Only 44% of healthcare providers conform to protocols outlined by the NIST CSF

Only 44% of healthcare providers, including hospital and health systems, conformed to protocols outlined by the NIST CSF – with scores in some cases trending backwards since 2017, CynergisTek reveals.

healthcare NIST CSF

Healthcare providers and NIST CSF

Analysts examined nearly 300 assessments of provider facilities across the continuum, including hospitals, physician practices, ACOs and Business Associates.

The report also found that healthcare supply chain security is one of the lowest ranked areas for NIST CSF conformance. This is a critical weakness, given that COVID-19 demonstrated just how broken the healthcare supply chain really is with providers buying PPE from unvetted suppliers.

“We found healthcare organizations continue to enhance and improve their programs year-over-year. The problem is they are not investing fast enough relative to an innovative and well-resourced adversary,” said Caleb Barlow, CEO of CynergisTek.

“These issues, combined with the rapid onset of remote work, accelerated deployment of telemedicine and impending openness of EHRs and interoperability, have set us on a path where investments need to be made now to shore up America’s health system.

“However, the report isn’t all doom and gloom.
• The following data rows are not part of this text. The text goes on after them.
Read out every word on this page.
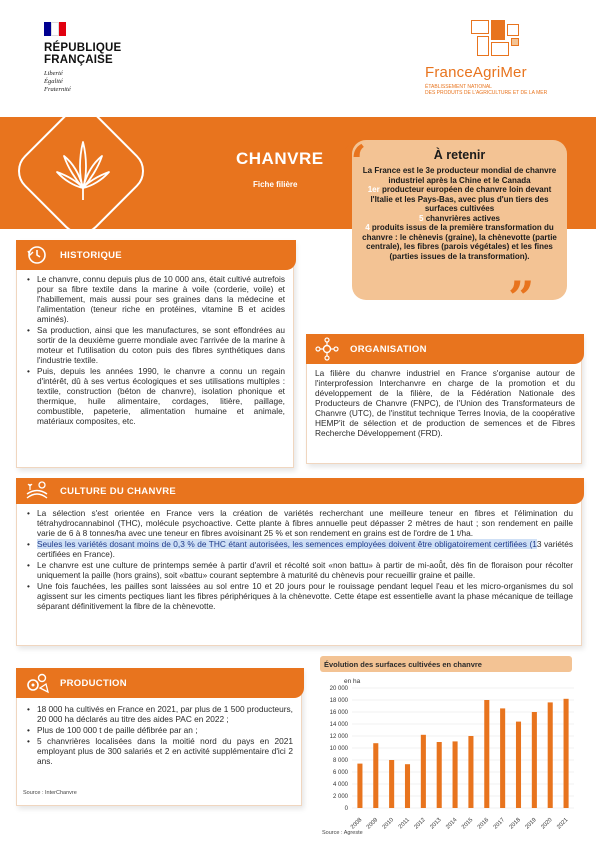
RÉPUBLIQUE
FRANÇAISE
Liberté
Égalité
Fraternité
FranceAgriMer
ÉTABLISSEMENT NATIONAL
DES PRODUITS DE L'AGRICULTURE ET DE LA MER
CHANVRE
Fiche filière
À retenir
La France est le 3e producteur mondial de chanvre industriel après la Chine et le Canada
1er producteur européen de chanvre loin devant l'Italie et les Pays-Bas, avec plus d'un tiers des surfaces cultivées
5 chanvrières actives
4 produits issus de la première transformation du chanvre : le chènevis (graine), la chènevotte (partie centrale), les fibres (parois végétales) et les fines (parties issues de la transformation).
“
”
HISTORIQUE
• Le chanvre, connu depuis plus de 10 000 ans, était cultivé autrefois pour sa fibre textile dans la marine à voile (corderie, voile) et l'habillement, mais aussi pour ses graines dans la médecine et l'alimentation (teneur riche en protéines, vitamine B et acides aminés).
• Sa production, ainsi que les manufactures, se sont effondrées au sortir de la deuxième guerre mondiale avec l'arrivée de la marine à moteur et l'utilisation du coton puis des fibres synthétiques dans l'industrie textile.
• Puis, depuis les années 1990, le chanvre a connu un regain d'intérêt, dû à ses vertus écologiques et ses utilisations multiples : textile, construction (béton de chanvre), isolation phonique et thermique, huile alimentaire, cordages, litière, paillage, combustible, papeterie, alimentation humaine et animale, matériaux composites, etc.
ORGANISATION
La filière du chanvre industriel en France s'organise autour de l'interprofession Interchanvre en charge de la promotion et du développement de la filière, de la Fédération Nationale des Producteurs de Chanvre (FNPC), de l'Union des Transformateurs de Chanvre (UTC), de l'institut technique Terres Inovia, de la coopérative HEMP'it de sélection et de production de semences et de Fibres Recherche Développement (FRD).
CULTURE DU CHANVRE
• La sélection s'est orientée en France vers la création de variétés recherchant une meilleure teneur en fibres et l'élimination du tétrahydrocannabinol (THC), molécule psychoactive. Cette plante à fibres annuelle peut dépasser 2 mètres de haut ; son rendement en paille varie de 6 à 8 tonnes/ha avec une teneur en fibres avoisinant 25 % et son rendement en grains est de l'ordre de 1 t/ha.
• Seules les variétés dosant moins de 0,3 % de THC étant autorisées, les semences employées doivent être obligatoirement certifiées (13 variétés certifiées en France).
• Le chanvre est une culture de printemps semée à partir d'avril et récolté soit «non battu» à partir de mi-aoû̂t, dès fin de floraison pour récolter uniquement la paille (hors grains), soit «battu» courant septembre à maturité du chènevis pour recueillir graine et paille.
• Une fois fauchées, les pailles sont laissées au sol entre 10 et 20 jours pour le rouissage pendant lequel l'eau et les micro-organismes du sol agissent sur les ciments pectiques liant les fibres périphériques à la chènevotte. Cette étape est essentielle avant la phase mécanique de teillage séparant définitivement la fibre de la chènevotte.
PRODUCTION
• 18 000 ha cultivés en France en 2021, par plus de 1 500 producteurs, 20 000 ha déclarés au titre des aides PAC en 2022 ;
• Plus de 100 000 t de paille défibrée par an ;
• 5 chanvrières localisées dans la moitié nord du pays en 2021 employant plus de 300 salariés et 2 en activité supplémentaire d'ici 2 ans.
Source : InterChanvre
Évolution des surfaces cultivées en chanvre
en ha
0
2 000
4 000
6 000
8 000
10 000
12 000
14 000
16 000
18 000
20 000
2008 2009 2010 2011 2012 2013 2014 2015 2016 2017 2018 2019 2020 2021
Source : Agreste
Organizations that have invested in their programs and had regular risk assessments, devised a plan, addressed prioritized issues stemming from the assessments and leveraged proven strategies like hiring the right staff and evidence-based tools have seen significant improvements to their NIST CSF conformance scores.”
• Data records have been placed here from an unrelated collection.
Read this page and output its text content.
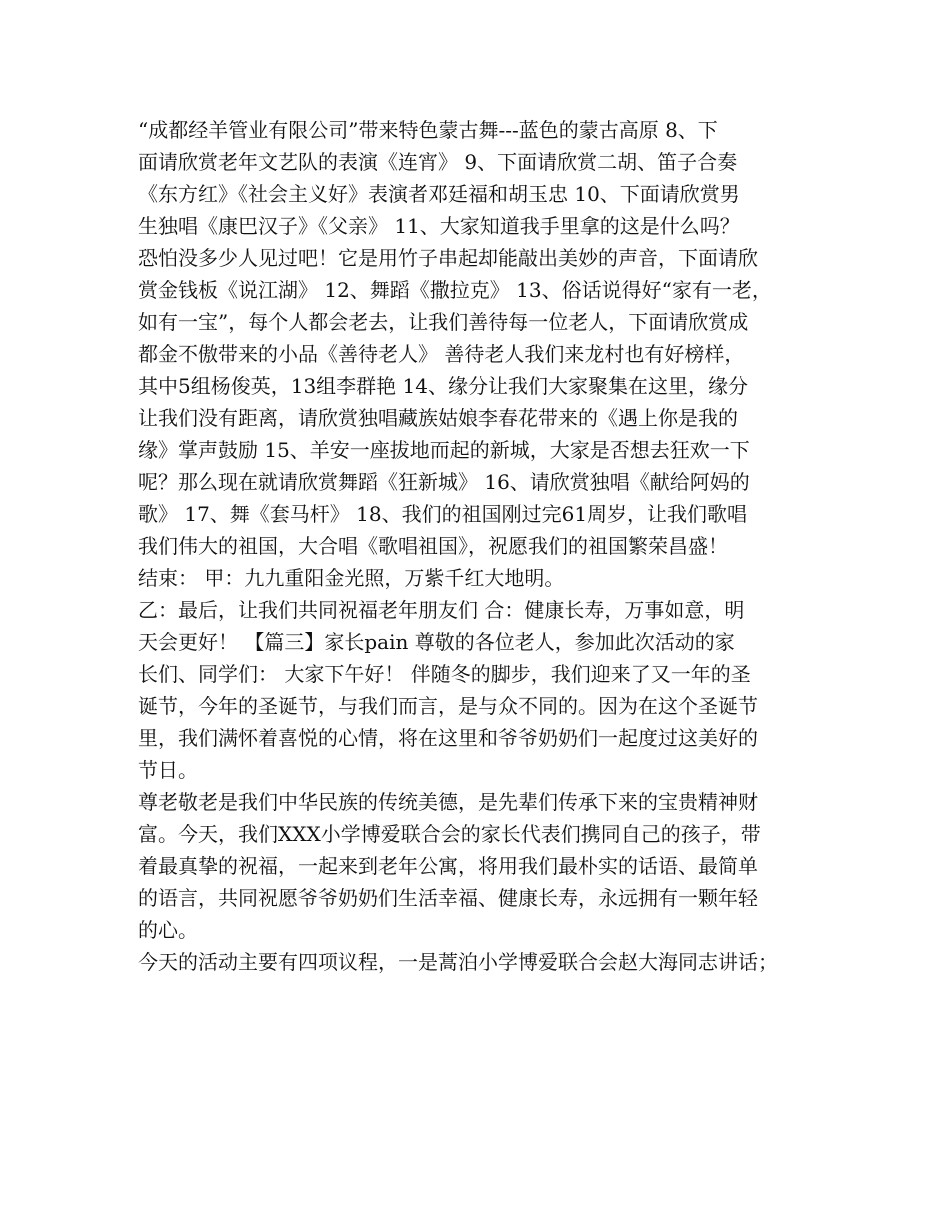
“成都经羊管业有限公司”带来特色蒙古舞---蓝色的蒙古高原 8、下
面请欣赏老年文艺队的表演《连宵》 9、下面请欣赏二胡、笛子合奏
《东方红》《社会主义好》表演者邓廷福和胡玉忠 10、下面请欣赏男
生独唱《康巴汉子》《父亲》 11、大家知道我手里拿的这是什么吗？
恐怕没多少人见过吧！它是用竹子串起却能敲出美妙的声音，下面请欣
赏金钱板《说江湖》 12、舞蹈《撒拉克》 13、俗话说得好“家有一老，
如有一宝”，每个人都会老去，让我们善待每一位老人，下面请欣赏成
都金不傲带来的小品《善待老人》 善待老人我们来龙村也有好榜样，
其中5组杨俊英，13组李群艳 14、缘分让我们大家聚集在这里，缘分
让我们没有距离，请欣赏独唱藏族姑娘李春花带来的《遇上你是我的
缘》掌声鼓励 15、羊安一座拔地而起的新城，大家是否想去狂欢一下
呢？那么现在就请欣赏舞蹈《狂新城》 16、请欣赏独唱《献给阿妈的
歌》 17、舞《套马杆》 18、我们的祖国刚过完61周岁，让我们歌唱
我们伟大的祖国，大合唱《歌唱祖国》，祝愿我们的祖国繁荣昌盛！
结束： 甲：九九重阳金光照，万紫千红大地明。
乙：最后，让我们共同祝福老年朋友们 合：健康长寿，万事如意，明
天会更好！ 【篇三】家长pain 尊敬的各位老人，参加此次活动的家
长们、同学们： 大家下午好！ 伴随冬的脚步，我们迎来了又一年的圣
诞节，今年的圣诞节，与我们而言，是与众不同的。因为在这个圣诞节
里，我们满怀着喜悦的心情，将在这里和爷爷奶奶们一起度过这美好的
节日。
尊老敬老是我们中华民族的传统美德，是先辈们传承下来的宝贵精神财
富。今天，我们XXX小学博爱联合会的家长代表们携同自己的孩子，带
着最真挚的祝福，一起来到老年公寓，将用我们最朴实的话语、最简单
的语言，共同祝愿爷爷奶奶们生活幸福、健康长寿，永远拥有一颗年轻
的心。
今天的活动主要有四项议程，一是蒿泊小学博爱联合会赵大海同志讲话；
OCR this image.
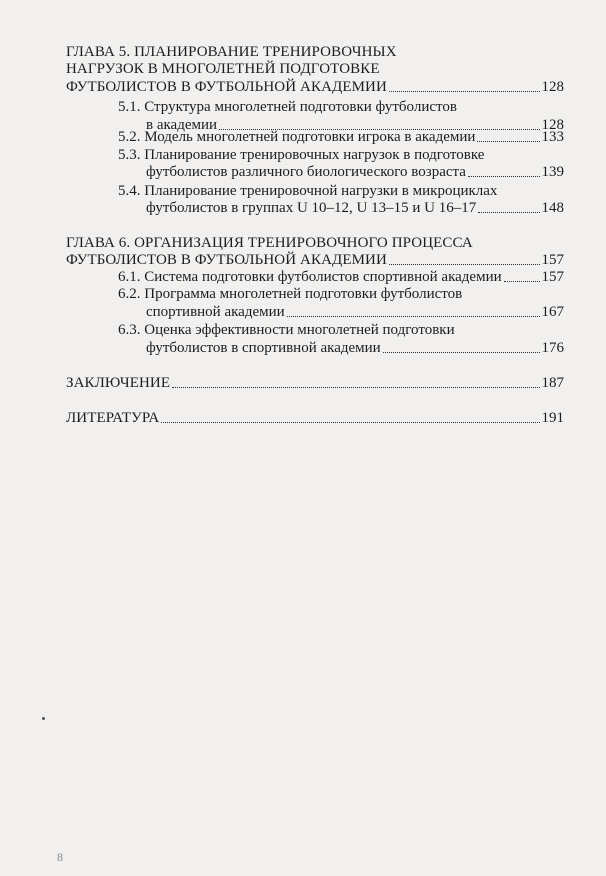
ГЛАВА 5. ПЛАНИРОВАНИЕ ТРЕНИРОВОЧНЫХ
НАГРУЗОК В МНОГОЛЕТНЕЙ ПОДГОТОВКЕ
ФУТБОЛИСТОВ В ФУТБОЛЬНОЙ АКАДЕМИИ	128
5.1. Структура многолетней подготовки футболистов
в академии	128
5.2. Модель многолетней подготовки игрока в академии	133
5.3. Планирование тренировочных нагрузок в подготовке
футболистов различного биологического возраста	139
5.4. Планирование тренировочной нагрузки в микроциклах
футболистов в группах U 10–12, U 13–15 и U 16–17	148
ГЛАВА 6. ОРГАНИЗАЦИЯ ТРЕНИРОВОЧНОГО ПРОЦЕССА
ФУТБОЛИСТОВ В ФУТБОЛЬНОЙ АКАДЕМИИ	157
6.1. Система подготовки футболистов спортивной академии	157
6.2. Программа многолетней подготовки футболистов
спортивной академии	167
6.3. Оценка эффективности многолетней подготовки
футболистов в спортивной академии	176
ЗАКЛЮЧЕНИЕ	187
ЛИТЕРАТУРА	191
8
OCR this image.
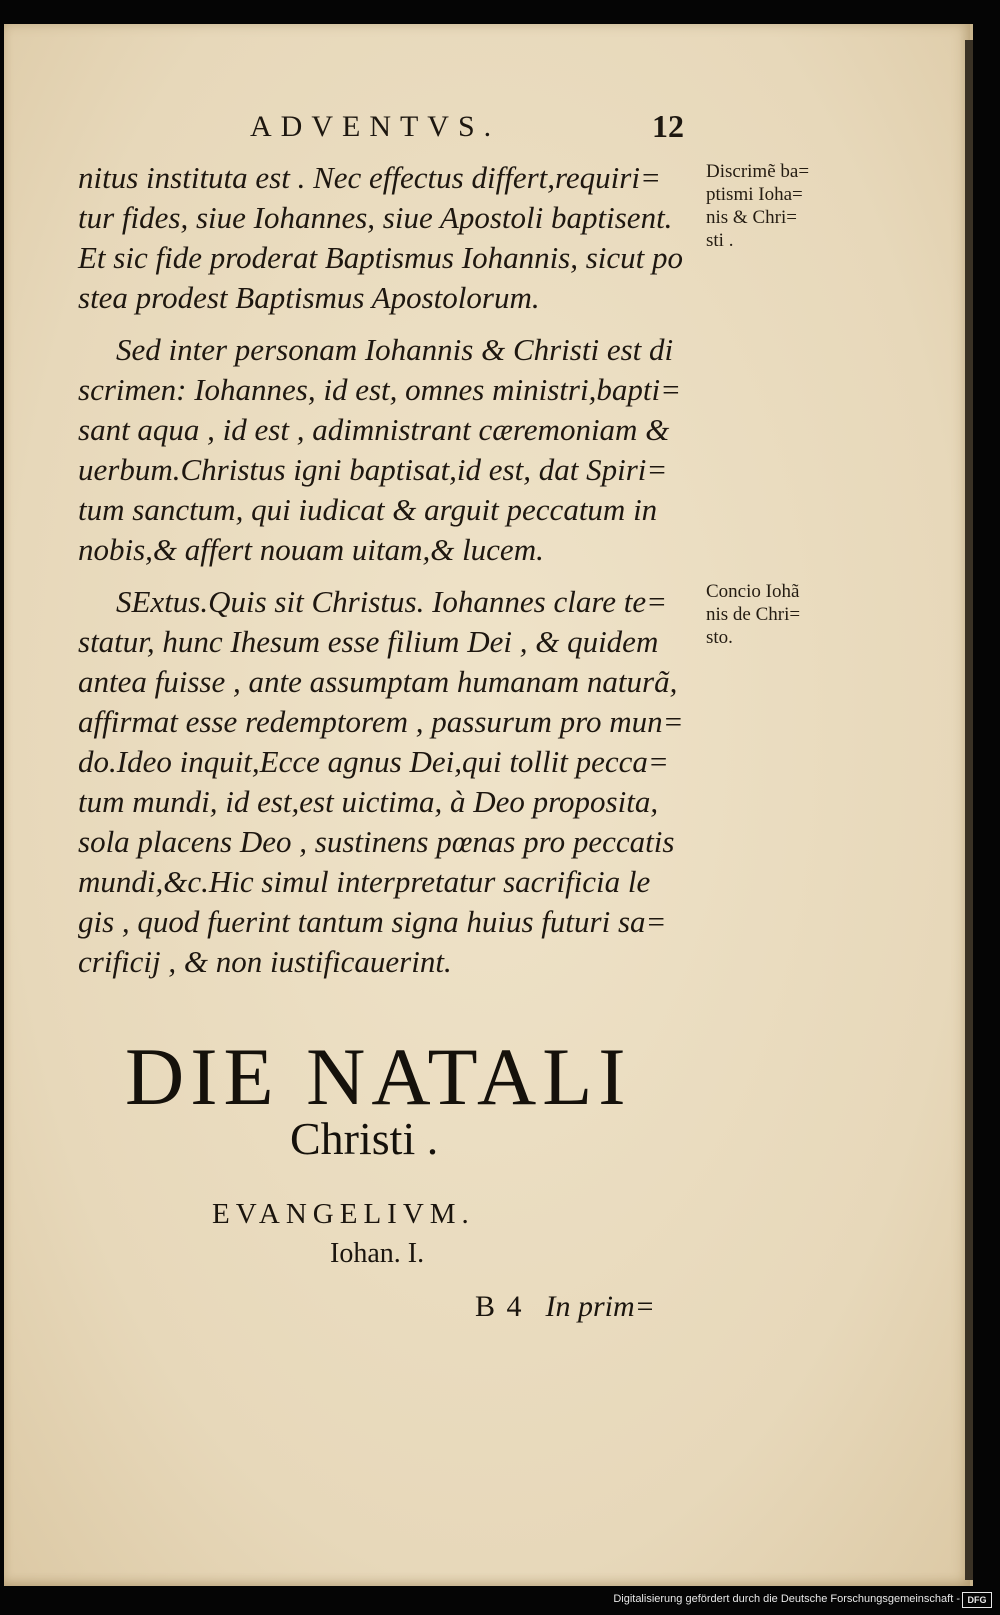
ADVENTVS.	12
nitus instituta est . Nec effectus differt,requiri=
tur fides, siue Iohannes, siue Apostoli baptisent.
Et sic fide proderat Baptismus Iohannis, sicut po
stea prodest Baptismus Apostolorum.
Sed inter personam Iohannis & Christi est di
scrimen: Iohannes, id est, omnes ministri,bapti=
sant aqua , id est , adimnistrant cæremoniam &
uerbum.Christus igni baptisat,id est, dat Spiri=
tum sanctum, qui iudicat & arguit peccatum in
nobis,& affert nouam uitam,& lucem.
SExtus.Quis sit Christus. Iohannes clare te=
statur, hunc Ihesum esse filium Dei , & quidem
antea fuisse , ante assumptam humanam naturã,
affirmat esse redemptorem , passurum pro mun=
do.Ideo inquit,Ecce agnus Dei,qui tollit pecca=
tum mundi, id est,est uictima, à Deo proposita,
sola placens Deo , sustinens pœnas pro peccatis
mundi,&c.Hic simul interpretatur sacrificia le
gis , quod fuerint tantum signa huius futuri sa=
crificij , & non iustificauerint.
Discrimẽ ba=
ptismi Ioha=
nis & Chri=
sti .
Concio Iohã
nis de Chri=
sto.
DIE NATALI
Christi .
EVANGELIVM.
Iohan. I.
B 4 In prim=
Digitalisierung gefördert durch die Deutsche Forschungsgemeinschaft - DFG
Bigger budgets don’t mean better security performance

The report revealed bigger healthcare institutions with bigger budgets didn’t necessarily perform better when it comes to security, and in some cases, performed worse than smaller organizations or those that invested less.

In some cases, this was a direct result of consolidation where systems directly connect to newly-acquired hospitals without first shoring up their security posture and conducting a compromise assessment.
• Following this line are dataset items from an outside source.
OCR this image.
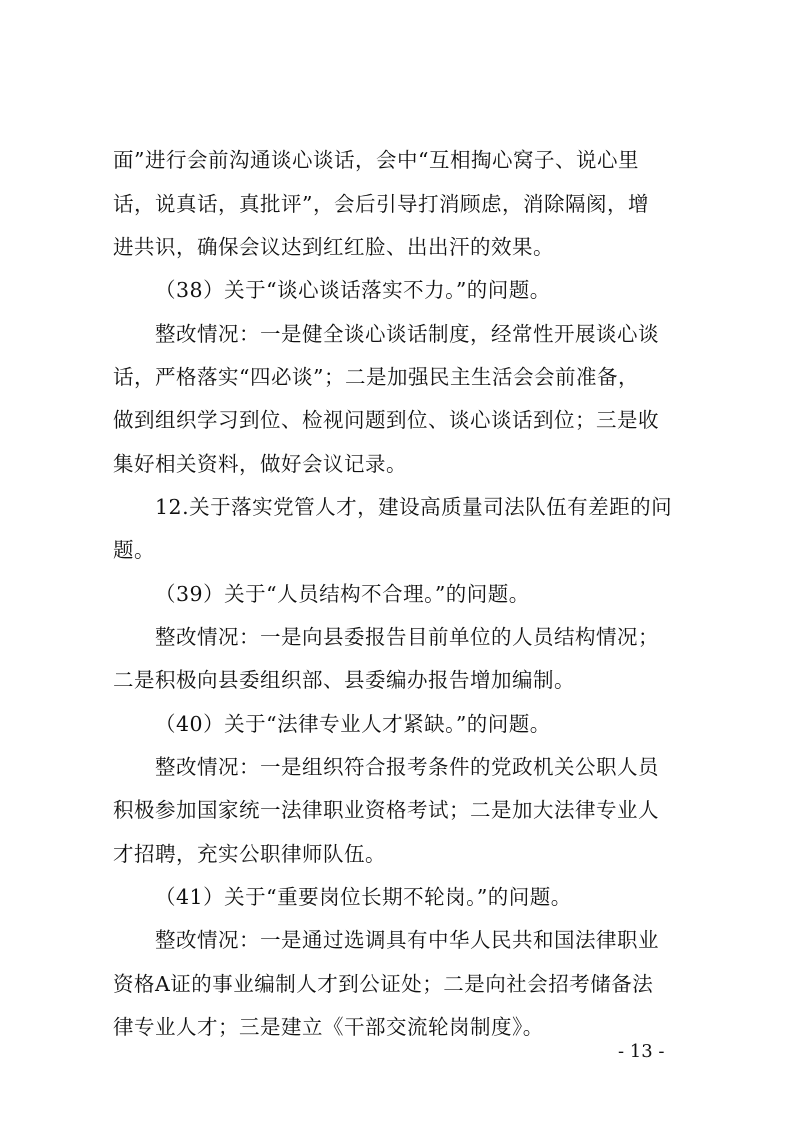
面”进行会前沟通谈心谈话，会中“互相掏心窝子、说心里
话，说真话，真批评”，会后引导打消顾虑，消除隔阂，增
进共识，确保会议达到红红脸、出出汗的效果。
（38）关于“谈心谈话落实不力。”的问题。
整改情况：一是健全谈心谈话制度，经常性开展谈心谈
话，严格落实“四必谈”；二是加强民主生活会会前准备，
做到组织学习到位、检视问题到位、谈心谈话到位；三是收
集好相关资料，做好会议记录。
12.关于落实党管人才，建设高质量司法队伍有差距的问
题。
（39）关于“人员结构不合理。”的问题。
整改情况：一是向县委报告目前单位的人员结构情况；
二是积极向县委组织部、县委编办报告增加编制。
（40）关于“法律专业人才紧缺。”的问题。
整改情况：一是组织符合报考条件的党政机关公职人员
积极参加国家统一法律职业资格考试；二是加大法律专业人
才招聘，充实公职律师队伍。
（41）关于“重要岗位长期不轮岗。”的问题。
整改情况：一是通过选调具有中华人民共和国法律职业
资格A证的事业编制人才到公证处；二是向社会招考储备法
律专业人才；三是建立《干部交流轮岗制度》。
- 13 -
“What our report has uncovered over recent years is that healthcare is still behind the curve on security. While healthcare’s focus on information security has increased over the last 15 years, investment is still lagging. In the age of remote working and an attack surface that has exponentially grown, simply maintaining a security status quo won’t cut it,” said David Finn, EVP of Strategic Innovation at CynergisTek.

“The good news is that issues emerging in our assessments are largely addressable. The bad news is that it is going to require investment in an industry still struggling with financial losses from COVID-19.”

Leading factors influencing performance include poor security planning and lack of organizational focus, inadequate reporting structures and funding, confusion around priorities, lack of staff and no clear plan.

Key strategies to bolster healthcare security and achieve success

Look under the hood at security and privacy amid mergers and acquisitions: For health systems planning to integrate new organizations into the fold through mergers and acquisitions, leadership should look under the hood and be more diligent when examining the organization’s security and privacy infrastructure, measures and performance.

It’s important to understand their books and revenue streams as well as their potential security risks and gaps to prevent these issues from becoming liabilities.

Make security an enterprise priority: While other sectors like finance and aerospace have treated security as an enterprise-level priority, healthcare must also make this kind of commitment.

Understanding how these risks tie to the bigger picture will help an organization that thinks it cannot afford to invest in privacy and information security risk management activities understand why making such an investment is crucial.

Hospitals and healthcare organizations should create collaborative, cross-functional task forces like enterprise response teams, which offer other business units an eye-opening look into how security and privacy touch all parts of the business including financial, HR, and more.

Money isn’t a solution: Just throwing money at a problem doesn’t work. Security leaders need to identify priorities and have a plan which leverages talent, tried and true strategies like multi-factor authentication, privileged access management and on-going staff training to truly up level their defenses and take a more holistic approach, especially when bringing on new services such as telehealth.

Accelerate the move to cloud: While healthcare has traditionally been slow to adopt the cloud, these solutions provide the agility and scalability that can help leaders cope with situations like COVID-19, and other crises more effectively.

Shore up security posture: We frequently learn the hard way that security can disrupt workflow. COVID-19 taught us that workflow can also disrupt security and things are going to get worse before getting better. Get an assessment quickly to determine immediate needs and coming up with a game plan to bolster defenses needed in this next normal.